From the new FT Tilt:

Though the fund raising activities of China's biggest banks and lenders may seem like standard procedure on the surface, they are more desperate for cash than some might think, just as the country's banking regulator moves to impose stricter capital requirements.

After embarking on an excessive lending spree in recent years, the banks have no choice but to raise cash as they prepare for a wave of bad loans, many of which are exposed to the property sector, according to Gary Liu, a deputy director at China-Europe International Business School (CEIBS) in Shanghai. ...

China's banking regulator has urged banks to reduce excessive lending to local governments, but Chinese banks still lent about the same amount in both 2010 and 2009. Local government infrastructure projects will require up to Rmb4,000bn in new loans next year, according to BNP Paribas estimates cited in the FT. ...

Bank of China's capital adequacy ratio dropped from 13.59 per cent in 2006 to 11.14 per cent by the end of 2009, according to Liu.
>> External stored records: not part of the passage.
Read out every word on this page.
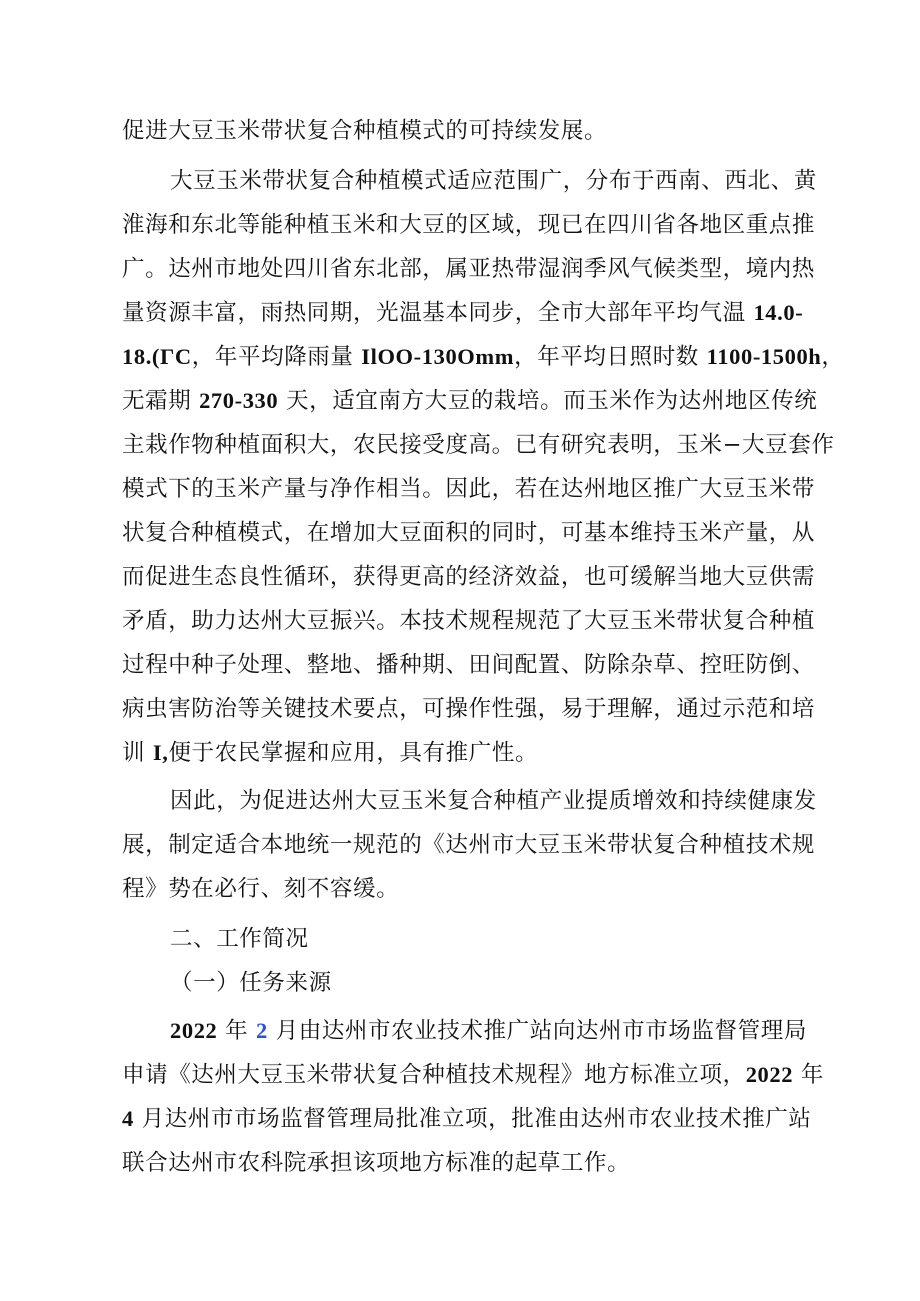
促进大豆玉米带状复合种植模式的可持续发展。
大豆玉米带状复合种植模式适应范围广，分布于西南、西北、黄
淮海和东北等能种植玉米和大豆的区域，现已在四川省各地区重点推
广。达州市地处四川省东北部，属亚热带湿润季风气候类型，境内热
量资源丰富，雨热同期，光温基本同步，全市大部年平均气温 14.0-
18.(ΓC，年平均降雨量 IlOO-130Omm，年平均日照时数 1100-1500h，
无霜期 270-330 天，适宜南方大豆的栽培。而玉米作为达州地区传统
主栽作物种植面积大，农民接受度高。已有研究表明，玉米−大豆套作
模式下的玉米产量与净作相当。因此，若在达州地区推广大豆玉米带
状复合种植模式，在增加大豆面积的同时，可基本维持玉米产量，从
而促进生态良性循环，获得更高的经济效益，也可缓解当地大豆供需
矛盾，助力达州大豆振兴。本技术规程规范了大豆玉米带状复合种植
过程中种子处理、整地、播种期、田间配置、防除杂草、控旺防倒、
病虫害防治等关键技术要点，可操作性强，易于理解，通过示范和培
训 I,便于农民掌握和应用，具有推广性。
因此，为促进达州大豆玉米复合种植产业提质增效和持续健康发
展，制定适合本地统一规范的《达州市大豆玉米带状复合种植技术规
程》势在必行、刻不容缓。
二、工作简况
（一）任务来源
2022 年 2 月由达州市农业技术推广站向达州市市场监督管理局
申请《达州大豆玉米带状复合种植技术规程》地方标准立项，2022 年
4 月达州市市场监督管理局批准立项，批准由达州市农业技术推广站
联合达州市农科院承担该项地方标准的起草工作。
According to the Basel Accord, the core capital adequacy should be above 8 per cent.

"The ratio is close to dangerous level. Bank of China's target ratio is no less than 11.5 per cent, so the rights issue is a must," Liu said.

But state-run banks, knowing they that any risk to the bank will be absorbed by the central government, will not be motivated to curb risky lending, said Wilson Li, a Shanghai-based analyst at Guotai Junan Securities, told FT Tilt.